A veces, Señor, te siento pasar, pero no te detienes en mí, pasas de
largo, y yo te grito como la cananea. ¿Me atreveré a acercarme a ti? Seguro que
sí: los perritos echados fuera de la casa de su amo siempre vuelven a ella, y
cuidando guardar la casa, reciben cada día su ración de pan. Sigo aquí echado,
frente a la puerta, y te llamo; maltrecho, suplico. Así como los perritos no
pueden vivir lejos de los hombres, ¡mi alma no puede vivir lejos de mi Dios!
Ábreme,
Señor. Haz que llegue hasta ti para ser inundado por tu luz. Tú, que habitas
en los cielos, te has escondido en las tinieblas, en la oscura nube. Como dice
el profeta: Te cubriste de nube para que no pasara nuestra oración.

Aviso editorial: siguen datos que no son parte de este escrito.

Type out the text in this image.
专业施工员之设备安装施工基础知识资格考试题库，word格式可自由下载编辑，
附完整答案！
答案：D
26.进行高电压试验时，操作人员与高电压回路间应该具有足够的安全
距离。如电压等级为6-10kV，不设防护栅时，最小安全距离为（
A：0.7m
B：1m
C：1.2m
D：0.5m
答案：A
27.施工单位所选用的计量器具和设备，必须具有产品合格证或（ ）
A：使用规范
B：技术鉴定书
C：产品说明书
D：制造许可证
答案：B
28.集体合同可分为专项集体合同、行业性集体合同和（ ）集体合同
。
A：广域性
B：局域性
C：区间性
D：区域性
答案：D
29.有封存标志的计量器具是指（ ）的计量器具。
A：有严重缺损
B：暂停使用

Me corrompo en la tierra, el corazón
como en un lodazal. Tus estrellas no brillan para mí, el sol se ha oscurecido,
la luna ya no emite su luz. Oigo cantar tus hazañas en lo salmos, los himnos y
los
cánticos
espirituales; en el evangelio, tus palabras y tus gestos resplandecen como la
luz; los ejemplos de tus siervos, las amenazas y las promesas de tus Escrituras
se imponen ante mis ojos y vienen a golpear la sordera de mis oídos. Pero mi
espíritu se ha endurecido. Señor, ¿cuánto tardarás en romper tus cielos, en descender
para venir a socorrer mi torpeza? Haz que me convierta y que, por lo menos,
venga al atardecer como un perrito hambriento.
Guillermo
de Saint-Thierry
Abad cisterciense en Saint-Thierry (Francia)
y gran maestro espiritual (Ca. 1085-1148).